Interview at Lang.NEXT

Sebastiaan Koppe via Digitalmars-d-announce digitalmars-d-announce at puremagic.com
Tue Jul 1 09:28:57 PDT 2014


On Thursday, 5 June 2014 at 09:43:13 UTC, Jonathan M Davis via 
Digitalmars-d-announce wrote:
>
> Though I confess what horrifies me the most about dynamic 
> languages is code
> like this
>
> if(cond)
>     var = "hello world";
> else
>     var = 42;
>
> The fact that an if statement could change the type of a 
> variable is just
> atrocious IMHO. Maybe I've just spent too much of my time in 
> statically typed
> languages, but I just do not understand the draw that 
> dynamically typed
> languages have for some people. They seem to think that 
> avoiding a few simple
> things that you have to do in your typical statically typed 
> language is
> somehow a huge improvement when it causes them so many serious 
> problems that
> static languages just don't have.
>
> - Jonathan M Davis

Wouldn't static-if accomplish much of the same?

```
static if (cond)
     auto var = "hello world";
else
     auto var = 42;
```

I understand it is horrible, and unexperienced programmers often 
make the mistaken of forgetting the definition of var in the 
*else* condition, while painstakingly try to use it *after* it.

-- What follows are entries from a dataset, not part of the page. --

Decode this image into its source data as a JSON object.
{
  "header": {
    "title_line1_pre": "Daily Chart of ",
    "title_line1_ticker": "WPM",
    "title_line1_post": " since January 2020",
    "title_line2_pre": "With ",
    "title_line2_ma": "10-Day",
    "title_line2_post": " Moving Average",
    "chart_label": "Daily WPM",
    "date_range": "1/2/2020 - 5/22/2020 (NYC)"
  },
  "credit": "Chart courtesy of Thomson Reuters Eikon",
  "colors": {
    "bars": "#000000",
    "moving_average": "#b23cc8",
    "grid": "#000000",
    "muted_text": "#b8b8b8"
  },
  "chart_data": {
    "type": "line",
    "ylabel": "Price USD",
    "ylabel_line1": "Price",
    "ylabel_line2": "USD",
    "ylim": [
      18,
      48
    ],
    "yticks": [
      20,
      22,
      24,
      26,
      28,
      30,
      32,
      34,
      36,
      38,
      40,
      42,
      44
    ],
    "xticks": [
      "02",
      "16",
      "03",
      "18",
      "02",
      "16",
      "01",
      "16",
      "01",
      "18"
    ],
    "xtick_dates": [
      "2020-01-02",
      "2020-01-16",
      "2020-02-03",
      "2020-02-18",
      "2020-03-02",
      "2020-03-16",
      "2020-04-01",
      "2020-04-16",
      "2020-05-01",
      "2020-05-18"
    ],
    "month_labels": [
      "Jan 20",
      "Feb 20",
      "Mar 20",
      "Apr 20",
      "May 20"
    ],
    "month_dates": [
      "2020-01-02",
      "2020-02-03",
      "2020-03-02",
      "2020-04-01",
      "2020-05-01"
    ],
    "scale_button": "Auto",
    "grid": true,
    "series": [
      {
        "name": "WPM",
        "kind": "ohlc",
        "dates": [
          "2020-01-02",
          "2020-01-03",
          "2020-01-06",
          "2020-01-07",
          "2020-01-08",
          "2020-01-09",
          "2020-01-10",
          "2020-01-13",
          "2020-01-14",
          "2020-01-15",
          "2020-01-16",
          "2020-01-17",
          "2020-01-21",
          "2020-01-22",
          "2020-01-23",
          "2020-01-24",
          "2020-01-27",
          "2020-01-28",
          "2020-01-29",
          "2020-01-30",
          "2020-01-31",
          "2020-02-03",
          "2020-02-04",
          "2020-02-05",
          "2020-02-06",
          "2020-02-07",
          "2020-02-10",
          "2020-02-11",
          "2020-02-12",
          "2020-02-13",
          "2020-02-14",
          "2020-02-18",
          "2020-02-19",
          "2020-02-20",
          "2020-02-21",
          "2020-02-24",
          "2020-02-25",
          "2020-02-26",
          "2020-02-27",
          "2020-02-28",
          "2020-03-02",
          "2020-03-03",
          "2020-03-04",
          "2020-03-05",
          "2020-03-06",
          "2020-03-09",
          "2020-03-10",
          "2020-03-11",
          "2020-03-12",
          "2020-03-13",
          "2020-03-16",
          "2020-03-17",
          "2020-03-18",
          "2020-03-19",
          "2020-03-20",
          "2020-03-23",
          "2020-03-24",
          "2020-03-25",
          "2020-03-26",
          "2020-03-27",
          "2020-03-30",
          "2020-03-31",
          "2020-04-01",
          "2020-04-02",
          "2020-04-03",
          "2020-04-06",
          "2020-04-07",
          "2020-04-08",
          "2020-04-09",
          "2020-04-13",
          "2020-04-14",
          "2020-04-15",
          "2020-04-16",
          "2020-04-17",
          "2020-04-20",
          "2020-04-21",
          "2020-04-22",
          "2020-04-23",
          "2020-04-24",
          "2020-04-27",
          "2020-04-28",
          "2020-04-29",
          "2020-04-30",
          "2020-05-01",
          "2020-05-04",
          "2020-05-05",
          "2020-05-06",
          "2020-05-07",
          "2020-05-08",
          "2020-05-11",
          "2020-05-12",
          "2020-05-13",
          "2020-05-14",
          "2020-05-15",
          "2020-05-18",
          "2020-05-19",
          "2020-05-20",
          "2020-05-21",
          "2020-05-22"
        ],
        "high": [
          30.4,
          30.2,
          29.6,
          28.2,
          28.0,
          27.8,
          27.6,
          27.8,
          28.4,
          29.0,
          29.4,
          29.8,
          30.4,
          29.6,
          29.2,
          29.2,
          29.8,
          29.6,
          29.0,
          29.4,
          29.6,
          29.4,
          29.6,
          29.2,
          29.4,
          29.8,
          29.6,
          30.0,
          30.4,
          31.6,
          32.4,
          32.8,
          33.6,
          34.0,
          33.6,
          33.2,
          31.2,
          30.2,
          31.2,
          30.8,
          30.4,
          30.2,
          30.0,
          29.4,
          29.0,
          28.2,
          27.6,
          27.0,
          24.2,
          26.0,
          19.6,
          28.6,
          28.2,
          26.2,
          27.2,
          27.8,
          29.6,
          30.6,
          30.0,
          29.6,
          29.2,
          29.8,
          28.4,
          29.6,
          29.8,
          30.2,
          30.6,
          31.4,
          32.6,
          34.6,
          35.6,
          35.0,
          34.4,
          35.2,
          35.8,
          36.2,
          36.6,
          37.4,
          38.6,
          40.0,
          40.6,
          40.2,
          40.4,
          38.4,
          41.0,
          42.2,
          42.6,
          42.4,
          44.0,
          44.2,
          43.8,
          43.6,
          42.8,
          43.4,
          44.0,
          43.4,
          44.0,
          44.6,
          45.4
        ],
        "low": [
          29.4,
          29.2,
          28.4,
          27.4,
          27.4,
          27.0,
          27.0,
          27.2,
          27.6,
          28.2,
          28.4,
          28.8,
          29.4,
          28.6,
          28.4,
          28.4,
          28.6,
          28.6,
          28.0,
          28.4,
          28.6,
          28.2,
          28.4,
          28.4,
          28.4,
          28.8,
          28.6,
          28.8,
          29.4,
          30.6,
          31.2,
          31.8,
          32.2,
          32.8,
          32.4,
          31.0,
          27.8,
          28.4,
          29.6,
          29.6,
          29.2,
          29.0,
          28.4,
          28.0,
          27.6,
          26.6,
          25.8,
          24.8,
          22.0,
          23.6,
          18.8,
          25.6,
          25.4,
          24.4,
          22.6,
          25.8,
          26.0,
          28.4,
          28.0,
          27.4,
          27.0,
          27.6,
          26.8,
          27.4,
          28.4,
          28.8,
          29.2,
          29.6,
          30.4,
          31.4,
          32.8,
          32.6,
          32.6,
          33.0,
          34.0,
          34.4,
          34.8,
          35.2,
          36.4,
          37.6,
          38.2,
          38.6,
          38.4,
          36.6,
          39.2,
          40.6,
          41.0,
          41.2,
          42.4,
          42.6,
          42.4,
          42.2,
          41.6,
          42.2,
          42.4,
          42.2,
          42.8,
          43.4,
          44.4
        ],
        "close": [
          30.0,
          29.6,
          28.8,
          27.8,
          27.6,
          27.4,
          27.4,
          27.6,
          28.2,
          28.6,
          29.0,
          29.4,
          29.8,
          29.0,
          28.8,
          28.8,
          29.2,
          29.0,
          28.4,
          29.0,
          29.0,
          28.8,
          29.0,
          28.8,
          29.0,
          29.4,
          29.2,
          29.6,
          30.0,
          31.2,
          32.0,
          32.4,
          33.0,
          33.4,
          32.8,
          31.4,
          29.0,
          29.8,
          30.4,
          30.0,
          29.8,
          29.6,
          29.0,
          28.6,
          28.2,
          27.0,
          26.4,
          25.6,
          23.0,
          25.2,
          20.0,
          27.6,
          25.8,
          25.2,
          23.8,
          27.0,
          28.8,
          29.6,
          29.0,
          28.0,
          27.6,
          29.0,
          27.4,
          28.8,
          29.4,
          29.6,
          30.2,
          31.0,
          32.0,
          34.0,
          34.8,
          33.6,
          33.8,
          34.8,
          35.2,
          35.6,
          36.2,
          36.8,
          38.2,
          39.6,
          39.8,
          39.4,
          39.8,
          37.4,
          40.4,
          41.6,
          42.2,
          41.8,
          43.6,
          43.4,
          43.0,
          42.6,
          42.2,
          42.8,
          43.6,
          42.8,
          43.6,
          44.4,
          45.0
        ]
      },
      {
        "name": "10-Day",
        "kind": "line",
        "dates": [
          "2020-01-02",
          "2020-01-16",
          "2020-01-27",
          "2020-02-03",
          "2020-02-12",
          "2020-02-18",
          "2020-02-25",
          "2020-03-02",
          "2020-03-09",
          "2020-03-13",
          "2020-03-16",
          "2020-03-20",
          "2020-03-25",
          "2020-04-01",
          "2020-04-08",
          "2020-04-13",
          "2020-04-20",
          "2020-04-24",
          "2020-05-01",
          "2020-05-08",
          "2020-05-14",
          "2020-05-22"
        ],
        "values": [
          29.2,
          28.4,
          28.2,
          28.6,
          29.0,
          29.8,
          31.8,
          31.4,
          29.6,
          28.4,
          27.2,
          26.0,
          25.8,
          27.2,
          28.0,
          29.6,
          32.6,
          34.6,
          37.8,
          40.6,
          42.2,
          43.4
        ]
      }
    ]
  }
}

Now the first time I saw `auto`, in D or C++, I was horrified. 
But in essence it is a move towards not having to think about the 
type, or in other cases having to actually type it out, but just 
have the compiler infer it auto-matically. A dynamic language is 
just having auto everywhere without having to type even that, and 
giving up compile time type checking in turn.

On the other hand, some dynamic languages allow you to restict a 
variable entering a function by its type. In essence, I see both 
static and dynamic languages trying to meet in the middle.

The middle ground is the idea that data has a type and a variable 
is just a reference to some data; a way for use humans to express 
data flow. In other words, relying more on compile-time type 
inference.

That is the direction I see in general; programmers more and more 
relying on tools and analysers to do their work.